West Virginia leads the way in transforming high school CTE to boost the state’s economy

West Virginia has struggled for years with a declining economy, and an increasingly discouraged and disengaged high school population. Now the state is working to change that with an innovative new approach to Career and Technical Education, and the pay-off is inspiring, according to the New York Times:

Long one of the poorest states, [West Virginia] is leading the way in turning vocational education from a Plan B for underachieving students into what policy makers hope will be a fuel source for the state’s economic revival.

Simulated workplaces, overseen by teachers newly trained in important state industries like health, coal and even fracking, are now operating in schools across the state. Students punch a time clock, are assigned professional roles like foreman or safety supervisor, and are even offered several vacation days of their choice in addition to regular school breaks. (Many take time off during deer hunting season.)

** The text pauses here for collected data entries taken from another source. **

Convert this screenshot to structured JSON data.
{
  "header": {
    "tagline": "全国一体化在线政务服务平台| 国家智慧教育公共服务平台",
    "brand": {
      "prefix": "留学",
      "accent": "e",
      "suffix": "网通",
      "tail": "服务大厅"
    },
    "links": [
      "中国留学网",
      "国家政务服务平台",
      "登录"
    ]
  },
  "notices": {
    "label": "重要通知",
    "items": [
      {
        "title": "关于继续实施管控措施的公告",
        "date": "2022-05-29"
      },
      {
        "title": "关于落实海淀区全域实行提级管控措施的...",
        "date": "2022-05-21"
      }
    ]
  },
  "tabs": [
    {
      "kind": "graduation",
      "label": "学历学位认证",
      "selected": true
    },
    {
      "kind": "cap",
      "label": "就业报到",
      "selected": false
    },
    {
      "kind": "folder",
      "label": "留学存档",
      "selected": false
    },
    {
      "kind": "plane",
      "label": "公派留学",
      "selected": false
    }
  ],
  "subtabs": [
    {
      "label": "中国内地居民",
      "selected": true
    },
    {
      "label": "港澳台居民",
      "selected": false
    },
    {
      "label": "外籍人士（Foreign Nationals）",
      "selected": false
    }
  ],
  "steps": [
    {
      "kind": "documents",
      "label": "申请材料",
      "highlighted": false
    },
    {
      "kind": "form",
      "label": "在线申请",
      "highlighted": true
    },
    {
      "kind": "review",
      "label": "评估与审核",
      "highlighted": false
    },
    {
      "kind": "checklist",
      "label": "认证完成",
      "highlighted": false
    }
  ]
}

Traditional math and English teachers have been reassigned to technical high schools, to make sure students on the vocational track still gain reading, writing and math skills.

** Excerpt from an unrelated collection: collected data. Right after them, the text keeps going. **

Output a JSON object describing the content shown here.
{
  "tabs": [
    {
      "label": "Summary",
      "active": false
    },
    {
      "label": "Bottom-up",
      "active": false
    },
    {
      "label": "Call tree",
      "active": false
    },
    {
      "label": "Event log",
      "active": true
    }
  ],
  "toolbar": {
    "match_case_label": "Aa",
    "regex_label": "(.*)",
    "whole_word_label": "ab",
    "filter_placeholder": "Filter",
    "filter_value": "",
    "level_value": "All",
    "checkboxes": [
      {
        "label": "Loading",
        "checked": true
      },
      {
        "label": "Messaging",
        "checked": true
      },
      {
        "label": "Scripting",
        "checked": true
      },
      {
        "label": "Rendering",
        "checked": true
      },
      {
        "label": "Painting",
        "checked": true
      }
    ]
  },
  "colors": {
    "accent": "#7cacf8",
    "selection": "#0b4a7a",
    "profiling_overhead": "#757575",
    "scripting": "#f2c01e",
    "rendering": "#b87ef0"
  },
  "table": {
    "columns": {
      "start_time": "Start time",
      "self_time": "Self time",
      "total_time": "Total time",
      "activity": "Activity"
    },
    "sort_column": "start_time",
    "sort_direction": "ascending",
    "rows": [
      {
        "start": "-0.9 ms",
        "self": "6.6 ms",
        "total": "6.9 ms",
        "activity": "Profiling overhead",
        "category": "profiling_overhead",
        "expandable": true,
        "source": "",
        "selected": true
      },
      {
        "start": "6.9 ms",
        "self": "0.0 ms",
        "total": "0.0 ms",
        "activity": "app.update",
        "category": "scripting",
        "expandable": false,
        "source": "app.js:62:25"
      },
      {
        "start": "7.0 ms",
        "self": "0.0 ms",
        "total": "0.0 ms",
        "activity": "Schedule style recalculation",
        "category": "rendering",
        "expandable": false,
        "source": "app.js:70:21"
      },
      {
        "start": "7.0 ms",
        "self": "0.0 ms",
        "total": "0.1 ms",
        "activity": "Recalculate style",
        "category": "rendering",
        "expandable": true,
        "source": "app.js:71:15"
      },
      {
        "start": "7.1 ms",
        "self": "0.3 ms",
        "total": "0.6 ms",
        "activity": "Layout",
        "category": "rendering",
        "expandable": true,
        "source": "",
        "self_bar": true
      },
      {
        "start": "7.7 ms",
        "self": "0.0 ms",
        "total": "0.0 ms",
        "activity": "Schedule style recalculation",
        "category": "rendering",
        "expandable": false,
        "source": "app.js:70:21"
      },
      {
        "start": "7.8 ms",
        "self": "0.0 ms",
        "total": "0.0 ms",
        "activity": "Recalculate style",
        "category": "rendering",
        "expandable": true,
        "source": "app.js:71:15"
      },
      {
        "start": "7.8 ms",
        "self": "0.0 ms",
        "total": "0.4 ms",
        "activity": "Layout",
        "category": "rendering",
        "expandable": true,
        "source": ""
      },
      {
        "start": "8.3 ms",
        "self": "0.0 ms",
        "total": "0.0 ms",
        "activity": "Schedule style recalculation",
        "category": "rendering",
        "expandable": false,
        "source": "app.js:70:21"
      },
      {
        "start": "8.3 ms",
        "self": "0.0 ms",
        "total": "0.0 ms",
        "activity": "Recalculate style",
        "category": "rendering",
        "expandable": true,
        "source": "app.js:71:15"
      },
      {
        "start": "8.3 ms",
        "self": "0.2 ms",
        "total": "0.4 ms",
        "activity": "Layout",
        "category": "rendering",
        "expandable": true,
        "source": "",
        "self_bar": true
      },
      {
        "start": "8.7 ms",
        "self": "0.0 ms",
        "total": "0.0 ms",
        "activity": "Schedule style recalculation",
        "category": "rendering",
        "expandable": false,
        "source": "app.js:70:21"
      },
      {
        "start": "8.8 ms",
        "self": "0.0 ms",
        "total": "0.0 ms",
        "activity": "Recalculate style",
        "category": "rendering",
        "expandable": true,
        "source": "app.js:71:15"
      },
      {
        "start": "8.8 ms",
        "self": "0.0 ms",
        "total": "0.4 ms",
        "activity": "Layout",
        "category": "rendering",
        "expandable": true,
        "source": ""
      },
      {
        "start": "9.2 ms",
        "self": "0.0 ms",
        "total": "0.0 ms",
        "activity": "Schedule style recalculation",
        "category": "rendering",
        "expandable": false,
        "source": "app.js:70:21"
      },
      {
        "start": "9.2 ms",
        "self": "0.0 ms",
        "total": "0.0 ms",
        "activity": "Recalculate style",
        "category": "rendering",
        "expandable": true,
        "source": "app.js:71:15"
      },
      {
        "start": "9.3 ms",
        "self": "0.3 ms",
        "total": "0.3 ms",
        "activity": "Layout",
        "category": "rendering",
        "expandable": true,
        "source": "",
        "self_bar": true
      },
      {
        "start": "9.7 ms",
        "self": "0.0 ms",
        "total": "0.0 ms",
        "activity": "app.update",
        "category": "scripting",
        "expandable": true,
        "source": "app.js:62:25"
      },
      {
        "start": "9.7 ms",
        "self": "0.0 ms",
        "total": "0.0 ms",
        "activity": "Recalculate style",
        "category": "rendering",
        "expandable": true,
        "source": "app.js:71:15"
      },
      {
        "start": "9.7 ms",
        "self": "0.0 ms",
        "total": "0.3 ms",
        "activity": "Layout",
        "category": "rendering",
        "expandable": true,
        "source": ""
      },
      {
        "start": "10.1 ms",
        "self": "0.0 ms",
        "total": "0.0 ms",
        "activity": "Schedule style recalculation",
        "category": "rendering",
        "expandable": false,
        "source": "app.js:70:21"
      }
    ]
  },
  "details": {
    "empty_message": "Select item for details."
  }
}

The state has also added another, perhaps unprecedented, component:

And this fall, students enrolled in simulated workplaces will need to participate in one of the program’s boldest elements: random drug testing.

Given the extent of the state’s opioid crisis, employers ‘wouldn’t take anything we were doing seriously until we passed that hurdle,’ said Barry Crist, principal of the Fayette Institute of Technology in Oak Hill.

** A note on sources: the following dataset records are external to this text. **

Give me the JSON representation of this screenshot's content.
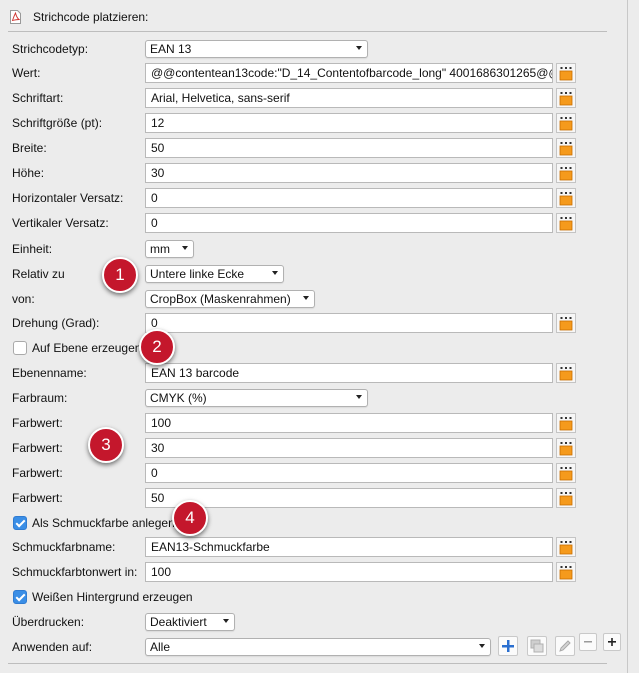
{
  "header": {
    "title": "Strichcode platzieren:"
  },
  "fields": {
    "barcode_type": {
      "label": "Strichcodetyp:",
      "value": "EAN 13"
    },
    "value": {
      "label": "Wert:",
      "value": "@@contentean13code:\"D_14_Contentofbarcode_long\" 4001686301265@@"
    },
    "font": {
      "label": "Schriftart:",
      "value": "Arial, Helvetica, sans-serif"
    },
    "font_size": {
      "label": "Schriftgröße (pt):",
      "value": "12"
    },
    "width": {
      "label": "Breite:",
      "value": "50"
    },
    "height": {
      "label": "Höhe:",
      "value": "30"
    },
    "h_offset": {
      "label": "Horizontaler Versatz:",
      "value": "0"
    },
    "v_offset": {
      "label": "Vertikaler Versatz:",
      "value": "0"
    },
    "unit": {
      "label": "Einheit:",
      "value": "mm"
    },
    "relative_to": {
      "label": "Relativ zu",
      "value": "Untere linke Ecke"
    },
    "of": {
      "label": "von:",
      "value": "CropBox (Maskenrahmen)"
    },
    "rotation": {
      "label": "Drehung (Grad):",
      "value": "0"
    },
    "create_on_layer": {
      "label": "Auf Ebene erzeugen",
      "checked": false
    },
    "layer_name": {
      "label": "Ebenenname:",
      "value": "EAN 13 barcode"
    },
    "color_space": {
      "label": "Farbraum:",
      "value": "CMYK (%)"
    },
    "color_values": [
      {
        "label": "Farbwert:",
        "value": "100"
      },
      {
        "label": "Farbwert:",
        "value": "30"
      },
      {
        "label": "Farbwert:",
        "value": "0"
      },
      {
        "label": "Farbwert:",
        "value": "50"
      }
    ],
    "spot_color": {
      "label": "Als Schmuckfarbe anlegen",
      "checked": true
    },
    "spot_name": {
      "label": "Schmuckfarbname:",
      "value": "EAN13-Schmuckfarbe"
    },
    "spot_tint": {
      "label": "Schmuckfarbtonwert in:",
      "value": "100"
    },
    "white_bg": {
      "label": "Weißen Hintergrund erzeugen",
      "checked": true
    },
    "overprint": {
      "label": "Überdrucken:",
      "value": "Deaktiviert"
    },
    "apply_to": {
      "label": "Anwenden auf:",
      "value": "Alle"
    }
  },
  "annotations": [
    "1",
    "2",
    "3",
    "4"
  ],
  "icons": {
    "picker": "variable-picker-icon",
    "add": "plus-blue-icon",
    "duplicate": "duplicate-icon",
    "edit": "pencil-icon",
    "remove": "minus-icon",
    "add_row": "plus-icon"
  },
  "colors": {
    "badge": "#c4172c",
    "picker_orange": "#f59a1c",
    "checkbox_blue": "#3a8ee6"
  }
}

The Times points out that, on technical education, the United States is an “outlier” internationally:

Only 6 percent of American high school students were enrolled in a vocational course of study, according to a 2013 Department of Education report. In the United Kingdom, 42 percent were on the vocational track; in Germany, it was 59 percent; in the Netherlands, 67 percent; and in Japan, 25 percent.

Of course, it’s very important that students get to choose the route they want to take in high school, and American kids should all get high-quality academics from K through 12. But in West Virginia students appear to benefit from the state‘s new-and-improved approach to CTE in a number of ways.

Ron Foster, president of an 80-employee construction and fabrication firm that has hired eight graduates of the state’s high school simulated workplace program over the past two years, had this to say:

Compared to previous hires, this group is more punctual and focused on building a career, Mr. Foster said. ‘If you’re dedicated enough to go through that program, you’re more apt to do a good, quality job [in the workplace]’, he said.

Students in the new program are also challenge in other ways:

Far from being strictly a job training program for teenagers, classes like Advanced Career Energy and Power,… [a] four-course sequence,…require math and physics instruction as rigorous as in the College Board’s Advanced Placement track….

The hope is to prepare students for higher-skilled work. In the fracking industry, for example, they might qualify for jobs in equipment maintenance or environmental compliance instead of laying pipeline….

In West Virginia, 37 percent of high school seniors completed a technical course of study in 2016, up from 18 percent in 2010.

As Minnesota grapples with improving educational options for students interested in technical fields, it’s important to examine successful experiments in other states.